1,3,0,3,0,!!!!! RT @mleew17: boy dats cold...tyga dwn ba...,boy dats coldtyga dwn bad for cuffin dat ho...
2,3,0,3,0,!!!!!!! RT @UrKindOfBrand Dawg!!!! RT @80sbaby...,dawg you ever fuck a bitch and she sta to...
3,3,0,3,0,!!!!!!!!! RT @C_G_Anderson: @viva_based she lo...,she look like a tranny
4,6,0,6,0,!!!!!!!!!!!!! RT @ShenikaRoberts: The shit you...,the shit you hear about me might be true or...

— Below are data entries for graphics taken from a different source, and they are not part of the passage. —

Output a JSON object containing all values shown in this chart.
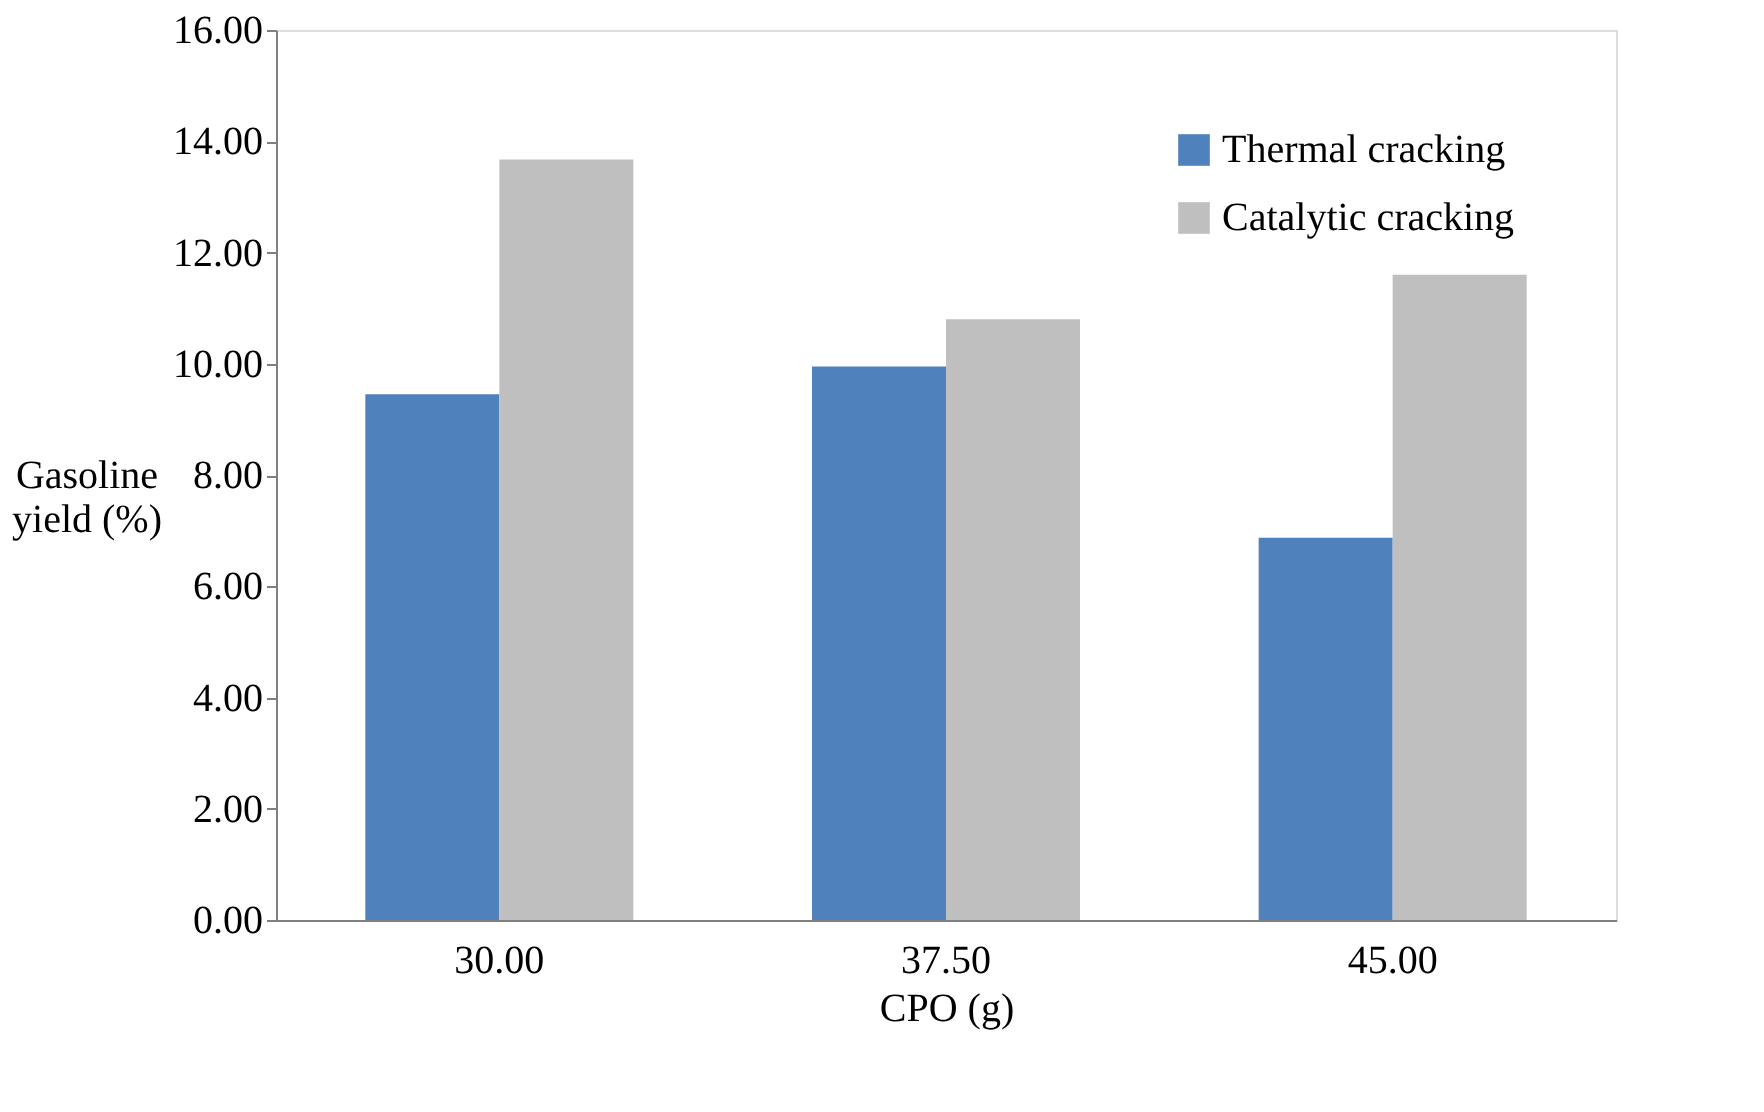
{
  "chart_data": {
    "type": "bar",
    "xlabel": "CPO (g)",
    "ylabel": "Gasoline yield (%)",
    "categories": [
      "30.00",
      "37.50",
      "45.00"
    ],
    "series": [
      {
        "name": "Thermal cracking",
        "color": "#4f81bd",
        "values": [
          9.45,
          9.95,
          6.87
        ]
      },
      {
        "name": "Catalytic cracking",
        "color": "#bfbfbf",
        "values": [
          13.67,
          10.8,
          11.6
        ]
      }
    ],
    "ylim": [
      0,
      16
    ],
    "yticks": [
      {
        "value": 0,
        "label": "0.00"
      },
      {
        "value": 2,
        "label": "2.00"
      },
      {
        "value": 4,
        "label": "4.00"
      },
      {
        "value": 6,
        "label": "6.00"
      },
      {
        "value": 8,
        "label": "8.00"
      },
      {
        "value": 10,
        "label": "10.00"
      },
      {
        "value": 12,
        "label": "12.00"
      },
      {
        "value": 14,
        "label": "14.00"
      },
      {
        "value": 16,
        "label": "16.00"
      }
    ],
    "grid": false,
    "legend": "top right"
  }
}
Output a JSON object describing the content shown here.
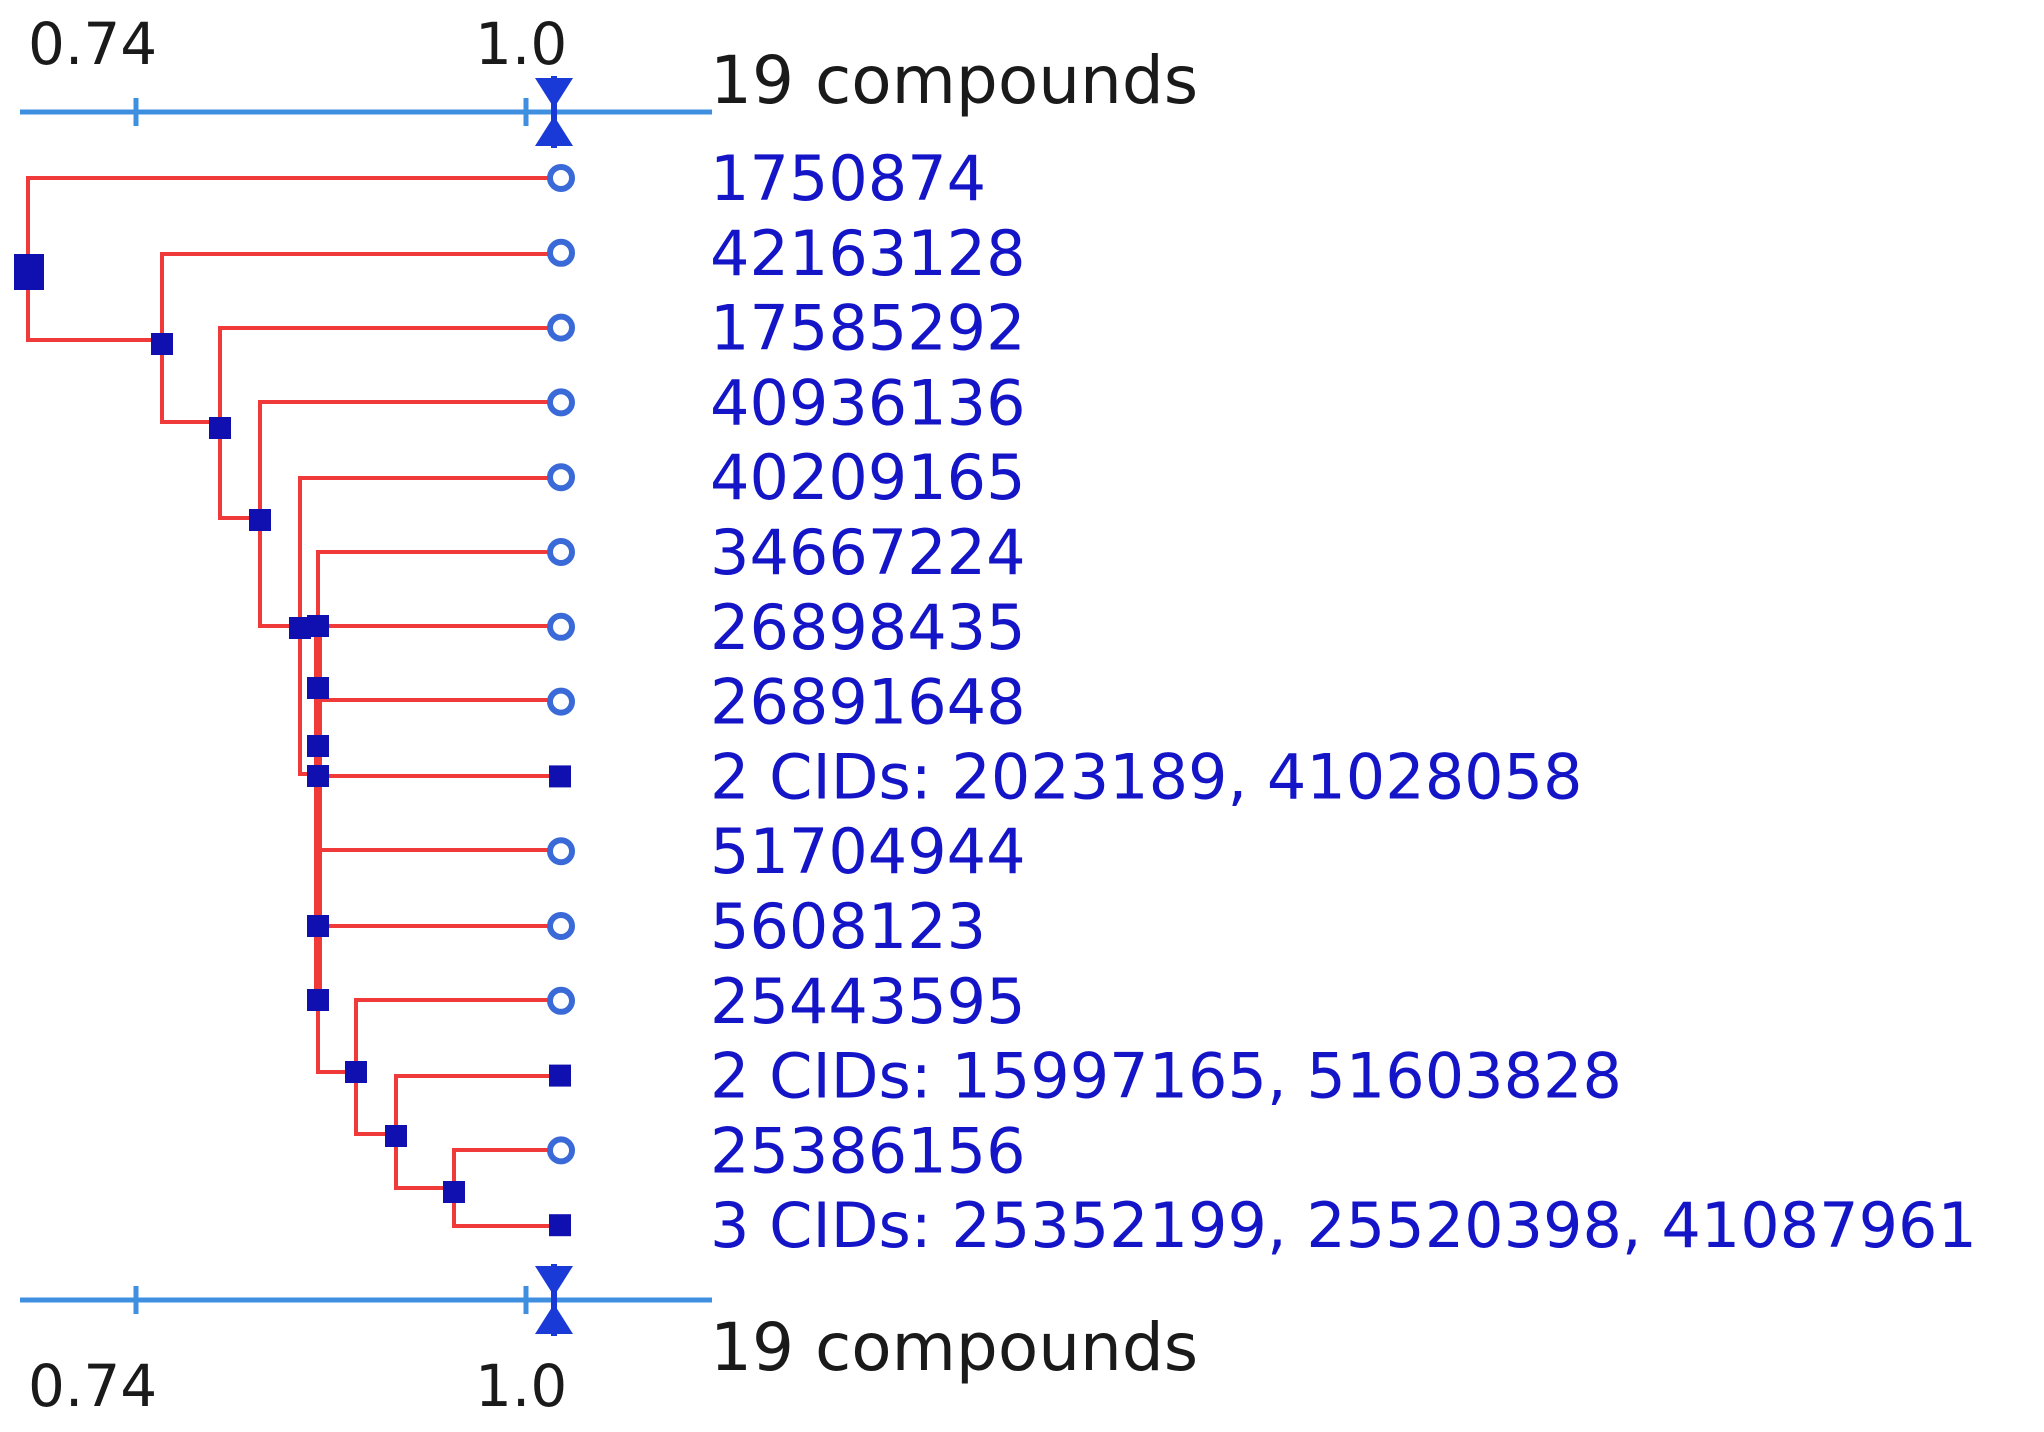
{
  "scale": {
    "min_label": "0.74",
    "max_label": "1.0",
    "min": 0.74,
    "max": 1.0,
    "count_label": "19 compounds"
  },
  "leaves": [
    {
      "label": "1750874",
      "kind": "single"
    },
    {
      "label": "42163128",
      "kind": "single"
    },
    {
      "label": "17585292",
      "kind": "single"
    },
    {
      "label": "40936136",
      "kind": "single"
    },
    {
      "label": "40209165",
      "kind": "single"
    },
    {
      "label": "34667224",
      "kind": "single"
    },
    {
      "label": "26898435",
      "kind": "single"
    },
    {
      "label": "26891648",
      "kind": "single"
    },
    {
      "label": "2 CIDs: 2023189, 41028058",
      "kind": "group"
    },
    {
      "label": "51704944",
      "kind": "single"
    },
    {
      "label": "5608123",
      "kind": "single"
    },
    {
      "label": "25443595",
      "kind": "single"
    },
    {
      "label": "2 CIDs: 15997165, 51603828",
      "kind": "group"
    },
    {
      "label": "25386156",
      "kind": "single"
    },
    {
      "label": "3 CIDs: 25352199, 25520398, 41087961",
      "kind": "group"
    }
  ],
  "colors": {
    "links": "#f03a3a",
    "nodes": "#1010b0",
    "axis": "#3f8fe0",
    "labels": "#1515c8"
  }
}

### creating `tweet_df` with only cleaned tweets column

In [30]:
# tweet_df = pd.DataFrame(tweet_data)

tweet_df = clean_df[['round_1_tweet', 'label']].copy()

In [31]:
tweet_df.head()

Unnamed: 0,round_1_tweet,label
0,as a woman you shouldnt complain about clea...,0
1,boy dats coldtyga dwn bad for cuffin dat ho...,0
2,dawg you ever fuck a bitch and she sta to...,0
3,she look like a tranny,0
4,the shit you hear about me might be true or...,0


In [32]:
data = tweet_df['round_1_tweet']
target = tweet_df['label']

## Remove Stop Words & Tokenize

In [42]:
stop_words = set(stopwords.words('english'))

In [43]:
def process_tweet(text):
    tokens = nltk.word_tokenize(text)
    stopwords_removed = [token.lower() for token in tokens if token.lower() not in stop_words]
    return stopwords_removed 

In [44]:
# applying the above function to our data/features 
processed_data = list(map(process_tweet, data))

In [45]:
total_vocab = set()
for comment in processed_data:
    total_vocab.update(comment)
len(total_vocab)

22021

## Lemmatization

In [46]:
# creating a list with all lemmatized outputs
lemmatizer = WordNetLemmatizer() 
lemmatized_output = []

for listy in processed_data:
    lemmed = ' '.join([lemmatizer.lemmatize(w) for w in listy])
    lemmatized_output.append(lemmed)

In [47]:
X_lem = lemmatized_output
# [' '.join(d) for d in processed_data]

y_lem = target
# X[3]

## Step 4: Vectorize & TTS

In [49]:
X_train_lem, X_test_lem, y_train_lem, y_test_lem = train_test_split(X_lem, y_lem, test_size=0.20, random_state=15)

# using tf_idf vectorizor
tfidf = TfidfVectorizer(stop_words= stop_words, ngram_range=(1,2))

In [50]:
tfidf_data_train_lem = tfidf.fit_transform(X_train_lem)
tfidf_data_test_lem = tfidf.transform(X_test_lem)

tfidf_data_train_lem

<19826x109462 sparse matrix of type '<class 'numpy.float64'>'
	with 274013 stored elements in Compressed Sparse Row format>